Audio Track in Memory
It is unnecessary to write the audio data to a file. We can keep the audio data in memory and play it directly. To do this, we need to create our own AudioTrack struct implementing the Source trait.
The Source Trait
The Source trait is defined in the rodio crate as follows:
pub trait Source: Iterator
where
Self::Item: rodio::Sample,
{
fn current_frame_len(&self) -> Option<usize>;
fn channels(&self) -> u16;
fn sample_rate(&self) -> u32;
fn total_duration(&self) -> Option<Duration>;
}To put it simply, the Source trait is an iterator that iterates over the audio samples, with additional information about the audio data. The current_frame_len method returns the number of samples in the current frame. The channels method returns the number of channels. The sample_rate method returns the sample rate. The total_duration method returns the total duration of the audio data.
Wrapping an Iterator
Hence, we can create our own AudioTrack struct by adding some extra fields to existing Iterator structs.

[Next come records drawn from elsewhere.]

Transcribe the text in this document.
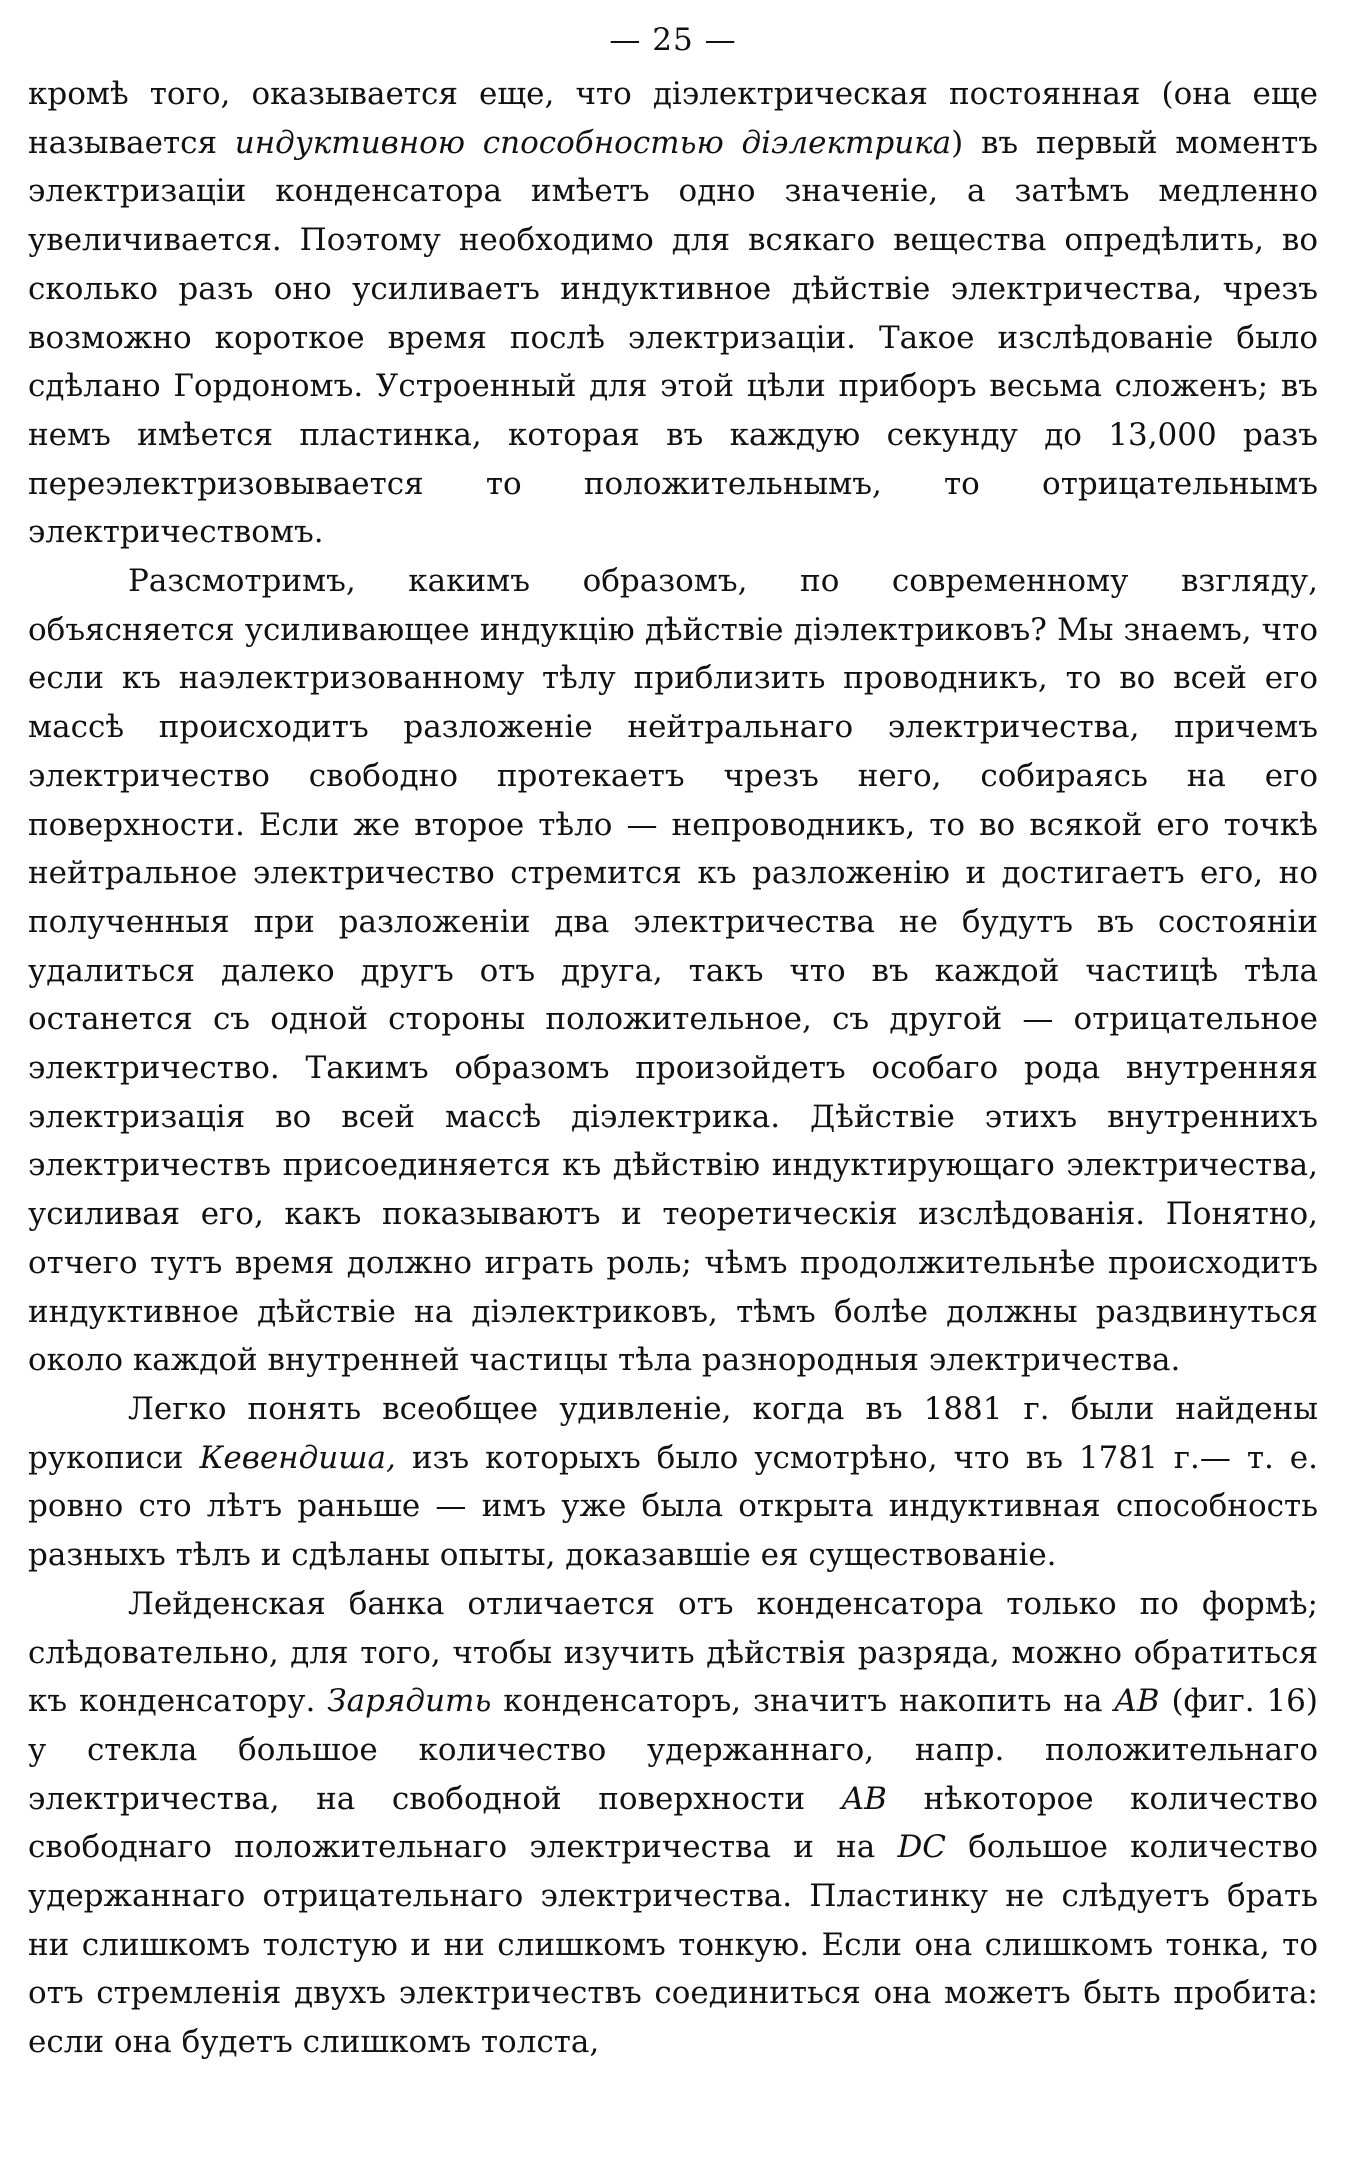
— 25 —

кромѣ того, оказывается еще, что діэлектрическая постоянная (она еще называется индуктивною способностью діэлектрика) въ первый моментъ электризаціи конденсатора имѣетъ одно значеніе, а затѣмъ медленно увеличивается. Поэтому необходимо для всякаго вещества опредѣлить, во сколько разъ оно усиливаетъ индуктивное дѣйствіе электричества, чрезъ возможно короткое время послѣ электризаціи. Такое изслѣдованіе было сдѣлано Гордономъ. Устроенный для этой цѣли приборъ весьма сложенъ; въ немъ имѣется пластинка, которая въ каждую секунду до 13,000 разъ переэлектризовывается то положительнымъ, то отрицательнымъ электричествомъ.

Разсмотримъ, какимъ образомъ, по современному взгляду, объясняется усиливающее индукцію дѣйствіе діэлектриковъ? Мы знаемъ, что если къ наэлектризованному тѣлу приблизить проводникъ, то во всей его массѣ происходитъ разложеніе нейтральнаго электричества, причемъ электричество свободно протекаетъ чрезъ него, собираясь на его поверхности. Если же второе тѣло — непроводникъ, то во всякой его точкѣ нейтральное электричество стремится къ разложенію и достигаетъ его, но полученныя при разложеніи два электричества не будутъ въ состояніи удалиться далеко другъ отъ друга, такъ что въ каждой частицѣ тѣла останется съ одной стороны положительное, съ другой — отрицательное электричество. Такимъ образомъ произойдетъ особаго рода внутренняя электризація во всей массѣ діэлектрика. Дѣйствіе этихъ внутреннихъ электричествъ присоединяется къ дѣйствію индуктирующаго электричества, усиливая его, какъ показываютъ и теоретическія изслѣдованія. Понятно, отчего тутъ время должно играть роль; чѣмъ продолжительнѣе происходитъ индуктивное дѣйствіе на діэлектриковъ, тѣмъ болѣе должны раздвинуться около каждой внутренней частицы тѣла разнородныя электричества.

Легко понять всеобщее удивленіе, когда въ 1881 г. были найдены рукописи Кевендиша, изъ которыхъ было усмотрѣно, что въ 1781 г.— т. е. ровно сто лѣтъ раньше — имъ уже была открыта индуктивная способность разныхъ тѣлъ и сдѣланы опыты, доказавшіе ея существованіе.

Лейденская банка отличается отъ конденсатора только по формѣ; слѣдовательно, для того, чтобы изучить дѣйствія разряда, можно обратиться къ конденсатору. Зарядить конденсаторъ, значитъ накопить на AB (фиг. 16) у стекла большое количество удержаннаго, напр. положительнаго электричества, на свободной поверхности AB нѣкоторое количество свободнаго положительнаго электричества и на DC большое количество удержаннаго отрицательнаго электричества. Пластинку не слѣдуетъ брать ни слишкомъ толстую и ни слишкомъ тонкую. Если она слишкомъ тонка, то отъ стремленія двухъ электричествъ соединиться она можетъ быть пробита: если она будетъ слишкомъ толста,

use std::iter::ExactSizeIterator;
pub struct AudioTrack<I: ExactSizeIterator>
where
I::Item: rodio::Sample,
{
inner: I,
config: SupportedStreamConfig,
}
impl<I: ExactSizeIterator> AudioTrack<I>
where
I::Item: rodio::Sample,
{
pub fn new(iter: I, config: SupportedStreamConfig) -> Self {
Self {
inner: iter,
config,
}
}
}
impl<I: ExactSizeIterator> Iterator for AudioTrack<I>
where
I::Item: rodio::Sample,
{
type Item = I::Item;
fn next(&mut self) -> Option<Self::Item> {
self.inner.next()
}
}The AudioTrack struct has two fields. The inner field is an iterator that iterates over the audio samples. The config field is the configuration of the audio stream. The Iterator trait is implemented for the AudioTrack struct as required by the Source trait.

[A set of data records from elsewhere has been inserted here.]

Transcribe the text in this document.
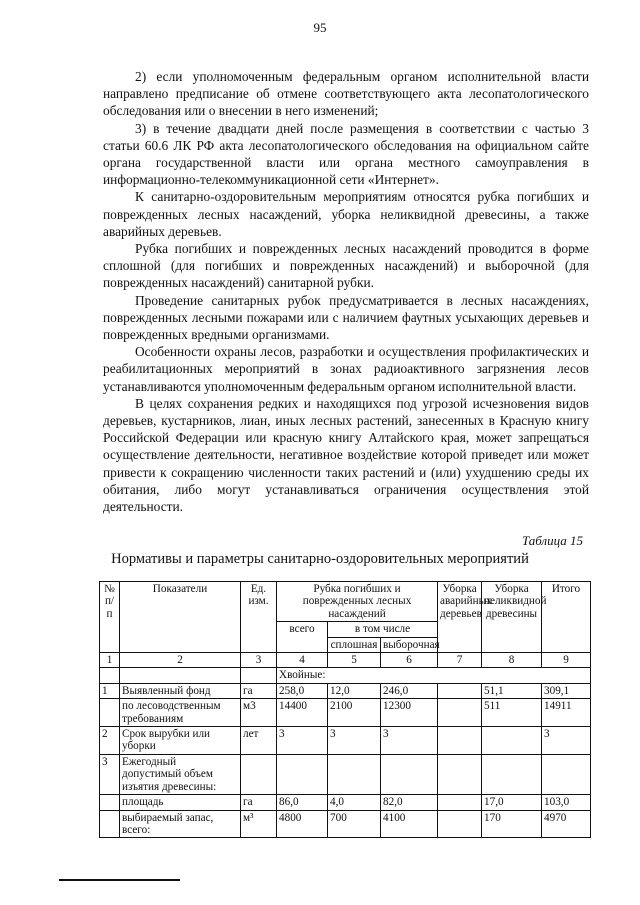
95

2) если уполномоченным федеральным органом исполнительной власти направлено предписание об отмене соответствующего акта лесопатологического обследования или о внесении в него изменений;

3) в течение двадцати дней после размещения в соответствии с частью 3 статьи 60.6 ЛК РФ акта лесопатологического обследования на официальном сайте органа государственной власти или органа местного самоуправления в информационно-телекоммуникационной сети «Интернет».

К санитарно-оздоровительным мероприятиям относятся рубка погибших и поврежденных лесных насаждений, уборка неликвидной древесины, а также аварийных деревьев.

Рубка погибших и поврежденных лесных насаждений проводится в форме сплошной (для погибших и поврежденных насаждений) и выборочной (для поврежденных насаждений) санитарной рубки.

Проведение санитарных рубок предусматривается в лесных насаждениях, поврежденных лесными пожарами или с наличием фаутных усыхающих деревьев и поврежденных вредными организмами.

Особенности охраны лесов, разработки и осуществления профилактических и реабилитационных мероприятий в зонах радиоактивного загрязнения лесов устанавливаются уполномоченным федеральным органом исполнительной власти.

В целях сохранения редких и находящихся под угрозой исчезновения видов деревьев, кустарников, лиан, иных лесных растений, занесенных в Красную книгу Российской Федерации или красную книгу Алтайского края, может запрещаться осуществление деятельности, негативное воздействие которой приведет или может привести к сокращению численности таких растений и (или) ухудшению среды их обитания, либо могут устанавливаться ограничения осуществления этой деятельности.

Таблица 15
Нормативы и параметры санитарно-оздоровительных мероприятий
№ п/п	Показатели	Ед. изм.	Рубка погибших и поврежденных лесных насаждений			Уборка аварийных деревьев	Уборка неликвидной древесины	Итого
			всего	в том числе				
				сплошная	выборочная			
1	2	3	4	5	6	7	8	9
			Хвойные:					
1	Выявленный фонд	га	258,0	12,0	246,0		51,1	309,1
	по лесоводственным требованиям	м3	14400	2100	12300		511	14911
2	Срок вырубки или уборки	лет	3	3	3			3
3	Ежегодный допустимый объем изъятия древесины:							
	площадь	га	86,0	4,0	82,0		17,0	103,0
	выбираемый запас, всего:	м³	4800	700	4100		170	4970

Next, we need to implement the Source trait for the AudioTrack struct.
impl<I: ExactSizeIterator> Source for AudioTrack<I>
where
I::Item: rodio::Sample,
{
fn current_frame_len(&self) -> Option<usize> {
Some(self.inner.len())
}
fn channels(&self) -> u16 {
self.config.channels()
}
fn sample_rate(&self) -> u32 {
self.config.sample_rate().0
}
fn total_duration(&self) -> Option<std::time::Duration> {
None
}
}Recording and Playing
Finally, we can use the AudioTrack struct to record and play audio data without writing to a file.
fn write_input_data<T, U>(data: &[T], writer: &Arc<Mutex<Vec<U>>>)
where
T: Sample,
U: Sample + hound::Sample + FromSample<T>,
{
writer
.lock()
.unwrap()
.extend(data.iter().map(|sample| U::from_sample(*sample)));
}
let writer = Arc::new(Mutex::new(vec![]));
let reader = writer.clone();
... // Create the input stream and record the audio data
let reader = reader.lock().unwrap();
let track = AudioTrack::new(reader.clone().into_iter(), config);
... // Create the output sink
sink.append(track);
sink.sleep_until_end();